As I kid and even now I can actually connect to exactly zero of these aspects of the “Black Experience.”

My mom absolutely REFUSES to be called mama, my aunts and uncles are pretty normal people, I don’t have a big family (my family is really, REALLY spread out), I was in youth group but certainly did not attend church very often, okay- maybe I do have that many cousins but most are scattered over Europe and Africa and I haven’t met many of them. I don’t have that one relative that “made it big” and forgot the rest of us. I love soul food- it’s delicious but it certainly was not part of my upbringing. I’m from upstate New York- a long ways from the south and my mom is white- I can honestly (and thankfully) say my parents and the rest of my family care absolutely zilch what shade of woman I bring home.

The problem is not the movies per se- they all have a level (some vastly more than others) of entertainment value. The problem is that they enter mainstream consciousness and become the narrative of what authenticity is.

People THINK that is what the Black Experience SHOULD be when in fact, that’s so far from the truth.

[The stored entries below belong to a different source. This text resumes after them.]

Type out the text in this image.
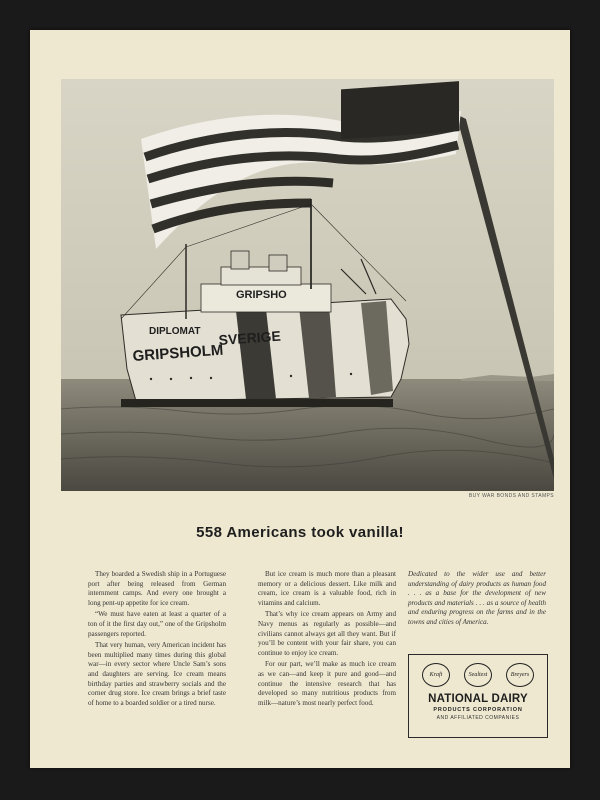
GRIPSHO
DIPLOMAT
GRIPSHOLM
SVERIGE
BUY WAR BONDS AND STAMPS
558 Americans took vanilla!

They boarded a Swedish ship in a Portuguese port after being released from German internment camps. And every one brought a long pent-up appetite for ice cream.

“We must have eaten at least a quarter of a ton of it the first day out,” one of the Gripsholm passengers reported.

That very human, very American incident has been multiplied many times during this global war—in every sector where Uncle Sam’s sons and daughters are serving. Ice cream means birthday parties and strawberry socials and the corner drug store. Ice cream brings a brief taste of home to a boarded soldier or a tired nurse.

But ice cream is much more than a pleasant memory or a delicious dessert. Like milk and cream, ice cream is a valuable food, rich in vitamins and calcium.

That’s why ice cream appears on Army and Navy menus as regularly as possible—and civilians cannot always get all they want. But if you’ll be content with your fair share, you can continue to enjoy ice cream.

For our part, we’ll make as much ice cream as we can—and keep it pure and good—and continue the intensive research that has developed so many nutritious products from milk—nature’s most nearly perfect food.

Dedicated to the wider use and better understanding of dairy products as human food . . . as a base for the development of new products and materials . . . as a source of health and enduring progress on the farms and in the towns and cities of America.
Kraft	Sealtest	Breyers
NATIONAL DAIRY
PRODUCTS CORPORATION
AND AFFILIATED COMPANIES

I’m willing to bet that when I was in high school if people didn’t think that’s the way it “should” be, I would have faced far less ridicule for “acting white” or being the “whitest black person” someone “knows.” I am willing to say that if diversity within my community was shown, people wouldn’t see someone like me as “different.” I’m not different, my story just hasn’t been told…yet.

Is there hope?

Recently, I saw the trailer for a film that gives me a tremendous amount of optimism for the future of Black film.

Dear White People.

What the trailer shows (and what I truly hope is in the film) is what lacks in other movies. Diversity within the Black community.

We are not all the same; we do not all share the same experiences and values and it’s so important to showcase this as a Black experience and that there are many, MANY shades of an experience.

I truly and sincerely hope this changes my outlook and the way people view Black cinema.

Maybe this is my movie I’ve been waiting for? I’m waiting.